Чтобы не кончить, воображаю занятия по анатомии на первом курсе и расчленение двух ножек клитора, crura, — каждая длиной где-то с указательный палец. Представляю рассечение corpus cavernosa, двух цилиндров пещеристой ткани пениса. Отрезаем яичники. Убрали яички. Учат отделять все нервы и складывать их сбоку. Трупы воняют формалином, — формальдегидом. Тот самый запах новой машины.
Со всякой фигнёй про трупы в мыслях можно скакать часами, ни к чему не добираясь.
Можно убить целую жизнь, не чувствуя ничего, кроме кожи. Такое вот волшебство этих баб-сексоголичек.
Когда у тебя зависимость, можно остаться без всяких ощущений, кроме опьянения, прихода или голода. Хотя, если сравнить их с остальными чувствами — с грустью, злостью, страхом, нервами, отчаяньем и депрессией, — ну, зависимость уже не кажется такой уж плохой. Она становится очень даже приемлемой альтернативой.
В понедельник остаюсь дома после работы и просматриваю старые мамины плёнки, оставшиеся от терапевтических сеансов. Здесь — два тысячелетия женщин на одной полке. Здесь голос моей мамы, такой же ровный и спокойный, как когда я был малолетним говнюком.
Бордель подсознания.
Сказочки на ночь.
«Представьте, что большой вес давит на ваше тело, погружая ваши руки глубже и глубже в подушки дивана». Плёнка крутится в наушниках; не забыть лечь спать на полотенце.
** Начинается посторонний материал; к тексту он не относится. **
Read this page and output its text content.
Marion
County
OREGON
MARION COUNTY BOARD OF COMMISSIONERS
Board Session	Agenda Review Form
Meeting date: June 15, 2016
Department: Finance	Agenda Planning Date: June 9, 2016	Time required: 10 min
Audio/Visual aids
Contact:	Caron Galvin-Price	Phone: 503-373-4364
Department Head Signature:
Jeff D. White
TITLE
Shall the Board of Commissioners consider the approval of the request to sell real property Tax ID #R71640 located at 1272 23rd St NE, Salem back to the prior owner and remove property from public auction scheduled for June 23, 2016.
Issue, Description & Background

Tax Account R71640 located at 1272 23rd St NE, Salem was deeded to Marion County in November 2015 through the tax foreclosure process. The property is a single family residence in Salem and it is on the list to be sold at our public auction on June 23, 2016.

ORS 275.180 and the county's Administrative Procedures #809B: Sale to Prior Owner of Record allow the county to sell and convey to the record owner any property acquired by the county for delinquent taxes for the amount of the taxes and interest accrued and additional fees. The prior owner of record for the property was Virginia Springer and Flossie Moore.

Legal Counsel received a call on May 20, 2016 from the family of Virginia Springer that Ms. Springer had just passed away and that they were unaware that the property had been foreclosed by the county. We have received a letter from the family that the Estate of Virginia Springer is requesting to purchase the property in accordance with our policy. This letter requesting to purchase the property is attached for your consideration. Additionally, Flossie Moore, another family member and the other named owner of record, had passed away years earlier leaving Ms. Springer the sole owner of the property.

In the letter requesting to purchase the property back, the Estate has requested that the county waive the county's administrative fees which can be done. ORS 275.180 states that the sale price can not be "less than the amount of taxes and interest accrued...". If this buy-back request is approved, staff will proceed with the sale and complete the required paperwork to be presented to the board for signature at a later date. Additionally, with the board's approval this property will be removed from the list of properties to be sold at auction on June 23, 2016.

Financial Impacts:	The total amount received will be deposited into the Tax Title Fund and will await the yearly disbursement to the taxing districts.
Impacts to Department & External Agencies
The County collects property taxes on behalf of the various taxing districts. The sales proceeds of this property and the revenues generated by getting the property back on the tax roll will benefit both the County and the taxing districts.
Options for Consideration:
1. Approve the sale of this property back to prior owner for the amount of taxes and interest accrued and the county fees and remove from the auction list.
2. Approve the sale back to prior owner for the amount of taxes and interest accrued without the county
Вот имя на одной из кассет с сеансами — Мэри Тодд Линкольн.
Не пойдёт. Больно уродливая.
См. также: Сеанс Уоллис Симпсон.
См. также: Сеанс Марты Рэй.
Вот три сестры Бронт. Не настоящие женщины, а просто условности, просто их имена в роли пустых полочек, на которые можно проецировать, которые можно заполнить старинными стереотипами и клише: молочной белоснежной кожей и турнюром, башмаками на пуговицах и кринолином. Одетые в одни только корсеты китового уса и ленты-кроше, здесь Эмили, Шарлотта и Анна Бронт, развалившиеся в томной наготе на диванх-канапе конского волоса в зале в один душный полдень. Секс-символы. Сам всё дополняешь: опорные моменты и позы, стол с крышкой на роликах, духовой орган. Вводишь себя в роли Хисклиффа или мистера Рочестера. Просто ставишь плёнку и расслабляешься.
Как будто мы способны вообразить прошлое. Прошлое, будущее, жизнь на других планетах — всё ведь полнейшее следствие, полнейшая проекция той жизни, которую мы знаем.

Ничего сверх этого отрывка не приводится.